The patriarch listened eagerly while Stern and the girl discussed the strange phenomenon; but when their excitement had subsided and they were ready again to hear him, he began anew:

“Verily, such was the first result of the great catastrophe. And, as you know, millions died. But among the canons of the Rocky Mountains—so says the tradition; is it right? Were there such mountains?”

“Yes, yes! Go on!”

“In those canons a few handfuls of hardy people still survived. Some perished of famine and exposure; some ventured out into the lowlands and died of the gas that still hung heavy there. Some were destroyed in a great fire that the tradition says swept the earth after the explosion. But a few still lived. At one time the number was only eighteen men, twelve women and a few children, so the story goes.”

“And then?”

“Then,” continued the patriarch, his brow wrinkled in deep thought, “then came the terrible, swift cold. The people, still keeping their English tongue, now dead save for you two, and still with some tools and even a few books, retreated into caves and fissures in the canons. And so they came to the great descent.”

“The what?”

“The huge cleft which the story says once connected the upper world with this Abyss. And—”

“Is it open now, “cried Stern, leaning sharply forward.

“Alas, no; but you hurry me too much, good friend. You understand, for a long time they lived the cave-life partly, and partly the upper life.

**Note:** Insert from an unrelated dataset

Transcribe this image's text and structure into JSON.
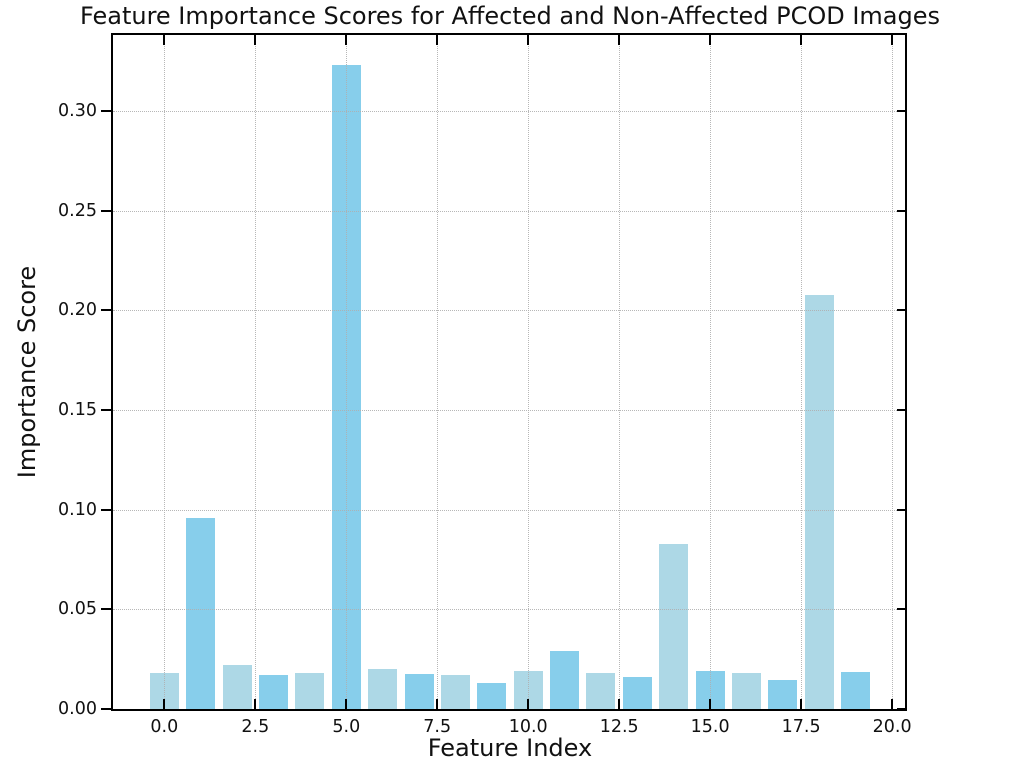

And they increased a great deal in the hundred years that followed the explosion. But they never could go into the plains, for still the gas hung there, rising from a thousand wells—ten thousand, mayhap, all very deadly. And so they knew not if the rest of the world lived or died.”

“And then?” queried the engineer. “Let’s have it all in outline. What happened?”

“This, my son: that a still greater cold came upon the world, and the life of the open became impossible. There were now ten or twelve thousand alive; but they were losing their skill, their knowledge, everything. Only a few men still kept the wisdom of reading or writing, even. For life was a terrible fight. And they had to seek food now in the cave-lakes; that was all remaining.

“After that, another fifty or a hundred years, came the second great explosion. The ways were closed to the outer world. Nearly all died. What happened even the tradition does not tell. How many years the handful of people wandered I do not know. Neither do I know how they came here.

“The story says only eight or ten altogether reached this sea. It was much smaller then. The islands of the Lanskaarn, as we call them now, were then joined to the land here. Great changes have taken place. Verily, all is different! Everything was lost—language and arts, and even the look of the Folk.

“We became as you see us. The tradition itself was forgotten save by a few. Sometimes we increased, then came pestilences and famines, outbreaks of lava and hot mud and gases, and nearly all died. At one time only seven remained—”

“For all the world like the story of Pitcairn Island and the mutineers of the ‘ Bounty’!” interrupted the engineer. “Yes, yes—go on!”

“There is little more to tell. The tradition says there was once a place of records, where certain of the wisest men of our Folk placed all their lore to keep it; but even this place is lost. Only one family kept any knowledge of the English as a kind of inheritance and the single boor: went with that family—”

“But the Lanskaarn and the other peoples of the Abyss, where did they come from?” asked Stern eagerly.